Morton defender Thomas O’Ware was devastated after his side lost out to Aberdeen in Saturday’s BetFred Cup semi-final, but he was also immensely proud of every Morton player for their efforts.

O’Ware turned in a real captain’s performance as the Championship outfit gave Derek McInnes’s men an almighty fright at Hampden, before succumbing to two second half goals from Adam Rooney and Kenny McLean.

While understandably gutted to have their dreams of cup glory foiled in such circumstances, O’Ware couldn’t hide his pride at coming so close to Morton's first major final since 1963.

“Nobody underperformed, everyone was brilliant on the day and we deserved more,” O’Ware said.

“It was a great occasion today and we never came just to make the numbers up, we came here to get into the final and I thought we were very unlucky not to.

“The gaffer just said that he was proud of the commitment, the determination and the organisation, he couldn’t say a bad word about the performance.

“He had spoken to us all week about stopping them, and it is testament to us that they’ve went a wee bit more direct because they weren’t getting any joy playing through us.

“That’s what we worked at all week, and every single man carried their job out brilliantly.

“Everyone deserved their place in the team, everybody played to their best and we said that nobody could leave anything in the changing room, and nobody did.

“I think it showed how good we were that they had to change their shape and their personnel two or three times.

“We did so well in the first half to ride the early storm and stay in the game. We stopped them playing which a lot of teams have struggled to do this year.

“We’ve had that glorious chance through Jai Quitongo and unfortunately he’s not put it away, but wee Jai has been brilliant for us this year.

“You heard their fans getting on their back in the second half, and we were right on top for a good 10-15 minutes before they scored, but couldn’t quite capitalise.”

O’Ware was devastated by the way in which Aberdeen finally broke the deadlock, holding his hands up to some sloppy defending on Morton’s behalf.

There was a suggestion that Andy Considine was offside before he headed the ball back for Rooney to finish though, and O’Ware also felt that a foul awarded to Rooney in the build-up to the goal was wrongly awarded.

“I’m just disappointed more than anything to concede the way we did,” he said.

“It’s a sloppy goal, they haven’t cut us open or had to play great football, so that was frustrating from our perspective.

“I was just heartbroken at the time that it went in, but I was a wee bit surprised at how far Andy Considine was behind me because I was quite high up and I didn’t think anyone was behind me.

“Jamie McDonagh was picking up Considine though, and then it’s come back over and it’s just a great header by Rooney to loop it over the keeper.

“If you look earlier in the move though, yes there’s dangerous play in football, but McDonagh has gone to clear it and Rooney has put his head down, so that’s not a foul.

“That makes it doubly hard to take.

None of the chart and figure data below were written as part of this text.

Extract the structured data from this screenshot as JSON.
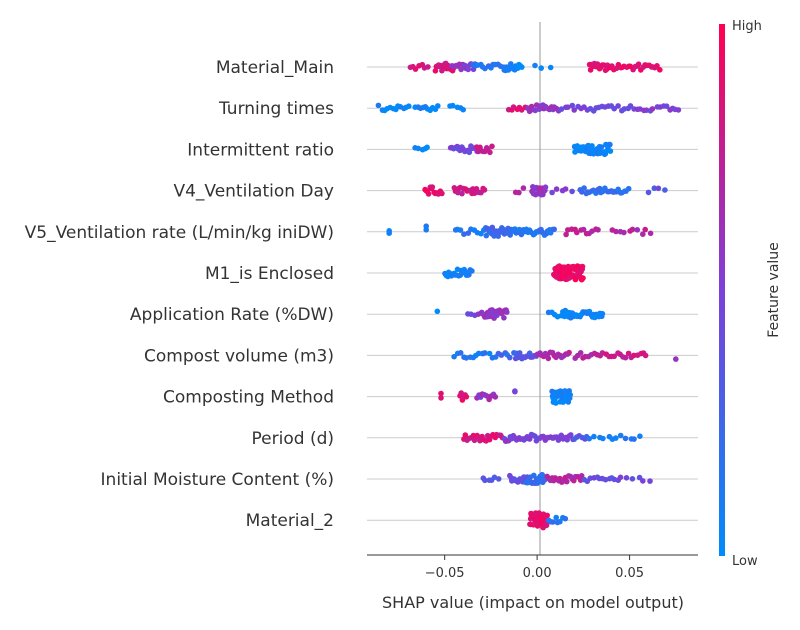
{
  "chart_data": {
    "type": "scatter",
    "title": "",
    "xlabel": "SHAP value (impact on model output)",
    "xlim": [
      -0.092,
      0.087
    ],
    "x_ticks": [
      -0.05,
      0.0,
      0.05
    ],
    "x_tick_labels": [
      "−0.05",
      "0.00",
      "0.05"
    ],
    "colorbar": {
      "title": "Feature value",
      "high_label": "High",
      "low_label": "Low",
      "low_color": "#008bfb",
      "high_color": "#ff0052"
    },
    "features": [
      {
        "name": "Material_Main",
        "clusters": [
          {
            "x0": -0.069,
            "x1": -0.058,
            "n": 7,
            "v": 0.85
          },
          {
            "x0": -0.055,
            "x1": -0.045,
            "n": 20,
            "v": 0.85
          },
          {
            "x0": -0.046,
            "x1": -0.033,
            "n": 14,
            "v": 0.55
          },
          {
            "x0": -0.035,
            "x1": -0.016,
            "n": 14,
            "v": 0.15
          },
          {
            "x0": -0.018,
            "x1": -0.008,
            "n": 14,
            "v": 0.05
          },
          {
            "x0": -0.002,
            "x1": 0.009,
            "n": 3,
            "v": 0.05
          },
          {
            "x0": 0.028,
            "x1": 0.038,
            "n": 14,
            "v": 0.9
          },
          {
            "x0": 0.038,
            "x1": 0.067,
            "n": 26,
            "v": 0.9
          }
        ]
      },
      {
        "name": "Turning times",
        "clusters": [
          {
            "x0": -0.086,
            "x1": -0.068,
            "n": 12,
            "v": 0.05
          },
          {
            "x0": -0.066,
            "x1": -0.053,
            "n": 10,
            "v": 0.05
          },
          {
            "x0": -0.048,
            "x1": -0.038,
            "n": 5,
            "v": 0.05
          },
          {
            "x0": -0.016,
            "x1": -0.004,
            "n": 8,
            "v": 0.85
          },
          {
            "x0": -0.005,
            "x1": 0.012,
            "n": 18,
            "v": 0.6
          },
          {
            "x0": 0.013,
            "x1": 0.05,
            "n": 22,
            "v": 0.45
          },
          {
            "x0": 0.05,
            "x1": 0.078,
            "n": 16,
            "v": 0.5
          }
        ]
      },
      {
        "name": "Intermittent ratio",
        "clusters": [
          {
            "x0": -0.066,
            "x1": -0.058,
            "n": 5,
            "v": 0.05
          },
          {
            "x0": -0.047,
            "x1": -0.032,
            "n": 18,
            "v": 0.45
          },
          {
            "x0": -0.033,
            "x1": -0.024,
            "n": 10,
            "v": 0.75
          },
          {
            "x0": 0.02,
            "x1": 0.029,
            "n": 18,
            "v": 0.05
          },
          {
            "x0": 0.028,
            "x1": 0.04,
            "n": 30,
            "v": 0.05
          }
        ]
      },
      {
        "name": "V4_Ventilation Day",
        "clusters": [
          {
            "x0": -0.061,
            "x1": -0.051,
            "n": 14,
            "v": 0.9
          },
          {
            "x0": -0.045,
            "x1": -0.028,
            "n": 20,
            "v": 0.8
          },
          {
            "x0": -0.012,
            "x1": -0.006,
            "n": 3,
            "v": 0.75
          },
          {
            "x0": -0.003,
            "x1": 0.005,
            "n": 16,
            "v": 0.6
          },
          {
            "x0": 0.008,
            "x1": 0.02,
            "n": 5,
            "v": 0.5
          },
          {
            "x0": 0.023,
            "x1": 0.05,
            "n": 26,
            "v": 0.2
          },
          {
            "x0": 0.06,
            "x1": 0.071,
            "n": 4,
            "v": 0.35
          }
        ]
      },
      {
        "name": "V5_Ventilation rate (L/min/kg iniDW)",
        "clusters": [
          {
            "x0": -0.08,
            "x1": -0.08,
            "n": 2,
            "v": 0.05
          },
          {
            "x0": -0.06,
            "x1": -0.06,
            "n": 2,
            "v": 0.05
          },
          {
            "x0": -0.045,
            "x1": -0.028,
            "n": 10,
            "v": 0.15
          },
          {
            "x0": -0.028,
            "x1": -0.015,
            "n": 28,
            "v": 0.25
          },
          {
            "x0": -0.015,
            "x1": 0.01,
            "n": 28,
            "v": 0.15
          },
          {
            "x0": 0.015,
            "x1": 0.034,
            "n": 12,
            "v": 0.75
          },
          {
            "x0": 0.04,
            "x1": 0.063,
            "n": 10,
            "v": 0.7
          }
        ]
      },
      {
        "name": "M1_is Enclosed",
        "clusters": [
          {
            "x0": -0.05,
            "x1": -0.035,
            "n": 22,
            "v": 0.05
          },
          {
            "x0": 0.009,
            "x1": 0.025,
            "n": 70,
            "v": 0.92
          }
        ]
      },
      {
        "name": "Application Rate (%DW)",
        "clusters": [
          {
            "x0": -0.054,
            "x1": -0.054,
            "n": 1,
            "v": 0.05
          },
          {
            "x0": -0.038,
            "x1": -0.03,
            "n": 4,
            "v": 0.5
          },
          {
            "x0": -0.03,
            "x1": -0.016,
            "n": 28,
            "v": 0.6
          },
          {
            "x0": 0.005,
            "x1": 0.013,
            "n": 4,
            "v": 0.05
          },
          {
            "x0": 0.013,
            "x1": 0.036,
            "n": 32,
            "v": 0.05
          }
        ]
      },
      {
        "name": "Compost volume (m3)",
        "clusters": [
          {
            "x0": -0.045,
            "x1": -0.025,
            "n": 12,
            "v": 0.1
          },
          {
            "x0": -0.025,
            "x1": -0.008,
            "n": 10,
            "v": 0.2
          },
          {
            "x0": -0.012,
            "x1": 0.0,
            "n": 14,
            "v": 0.35
          },
          {
            "x0": 0.0,
            "x1": 0.018,
            "n": 18,
            "v": 0.65
          },
          {
            "x0": 0.02,
            "x1": 0.035,
            "n": 10,
            "v": 0.7
          },
          {
            "x0": 0.035,
            "x1": 0.06,
            "n": 16,
            "v": 0.8
          },
          {
            "x0": 0.075,
            "x1": 0.075,
            "n": 1,
            "v": 0.5
          }
        ]
      },
      {
        "name": "Composting Method",
        "clusters": [
          {
            "x0": -0.052,
            "x1": -0.052,
            "n": 2,
            "v": 0.85
          },
          {
            "x0": -0.042,
            "x1": -0.038,
            "n": 6,
            "v": 0.9
          },
          {
            "x0": -0.033,
            "x1": -0.022,
            "n": 10,
            "v": 0.6
          },
          {
            "x0": -0.012,
            "x1": -0.012,
            "n": 2,
            "v": 0.5
          },
          {
            "x0": 0.008,
            "x1": 0.018,
            "n": 40,
            "v": 0.05
          }
        ]
      },
      {
        "name": "Period (d)",
        "clusters": [
          {
            "x0": -0.04,
            "x1": -0.018,
            "n": 22,
            "v": 0.85
          },
          {
            "x0": -0.018,
            "x1": 0.0,
            "n": 22,
            "v": 0.5
          },
          {
            "x0": 0.0,
            "x1": 0.02,
            "n": 20,
            "v": 0.5
          },
          {
            "x0": 0.02,
            "x1": 0.028,
            "n": 6,
            "v": 0.35
          },
          {
            "x0": 0.028,
            "x1": 0.057,
            "n": 12,
            "v": 0.1
          }
        ]
      },
      {
        "name": "Initial Moisture Content (%)",
        "clusters": [
          {
            "x0": -0.03,
            "x1": -0.02,
            "n": 6,
            "v": 0.35
          },
          {
            "x0": -0.015,
            "x1": -0.005,
            "n": 16,
            "v": 0.4
          },
          {
            "x0": -0.006,
            "x1": 0.005,
            "n": 22,
            "v": 0.2
          },
          {
            "x0": 0.005,
            "x1": 0.025,
            "n": 22,
            "v": 0.7
          },
          {
            "x0": 0.025,
            "x1": 0.045,
            "n": 12,
            "v": 0.4
          },
          {
            "x0": 0.045,
            "x1": 0.063,
            "n": 6,
            "v": 0.45
          }
        ]
      },
      {
        "name": "Material_2",
        "clusters": [
          {
            "x0": -0.004,
            "x1": 0.006,
            "n": 46,
            "v": 0.9
          },
          {
            "x0": 0.006,
            "x1": 0.016,
            "n": 8,
            "v": 0.15
          }
        ]
      }
    ]
  }
}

If they cut us open then we’ll hold our hands up, they’re the second best team in the country, so we wouldn’t say anything about that.

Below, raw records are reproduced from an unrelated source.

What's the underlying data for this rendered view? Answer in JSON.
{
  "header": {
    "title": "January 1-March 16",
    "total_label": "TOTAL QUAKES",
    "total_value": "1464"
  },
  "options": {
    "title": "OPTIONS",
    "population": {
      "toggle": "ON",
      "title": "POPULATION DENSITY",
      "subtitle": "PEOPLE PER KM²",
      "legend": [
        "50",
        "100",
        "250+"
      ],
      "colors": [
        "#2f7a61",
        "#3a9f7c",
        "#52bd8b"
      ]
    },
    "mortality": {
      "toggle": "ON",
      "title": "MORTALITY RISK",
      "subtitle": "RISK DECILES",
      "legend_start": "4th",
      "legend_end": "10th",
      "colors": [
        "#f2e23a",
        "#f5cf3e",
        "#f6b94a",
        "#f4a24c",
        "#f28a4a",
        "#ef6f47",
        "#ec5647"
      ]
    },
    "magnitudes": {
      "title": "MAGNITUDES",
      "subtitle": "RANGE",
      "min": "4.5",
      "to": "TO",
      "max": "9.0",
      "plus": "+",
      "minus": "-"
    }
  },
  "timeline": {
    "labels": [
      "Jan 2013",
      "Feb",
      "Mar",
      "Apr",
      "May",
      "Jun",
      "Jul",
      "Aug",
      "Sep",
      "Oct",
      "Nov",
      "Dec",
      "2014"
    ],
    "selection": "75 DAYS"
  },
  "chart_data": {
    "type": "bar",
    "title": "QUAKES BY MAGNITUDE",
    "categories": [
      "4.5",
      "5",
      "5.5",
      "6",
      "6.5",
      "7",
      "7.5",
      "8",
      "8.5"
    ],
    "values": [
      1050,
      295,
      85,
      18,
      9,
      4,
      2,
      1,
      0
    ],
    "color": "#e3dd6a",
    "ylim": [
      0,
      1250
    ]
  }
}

“It’s not a foul in my opinion, but then it’s sloppy from us after that.

“It’s just frustrating because we dealt with them all day and then a goal comes from a situation that was nowhere near a foul in the first place.”

Despite their Hampden heartache, O’Ware says that Morton must now dust themselves down and get back to the nitty gritty of Championship business.

“We’ll take a couple of days to recover from this one, but the boys go into every game wanting to win,” he said.

“The league is our priority. Any run we get in the cups is a bonus, but as the gaffer always says, getting points in the league is more important.

“We want to keep climbing that table and do even better than we did last year.”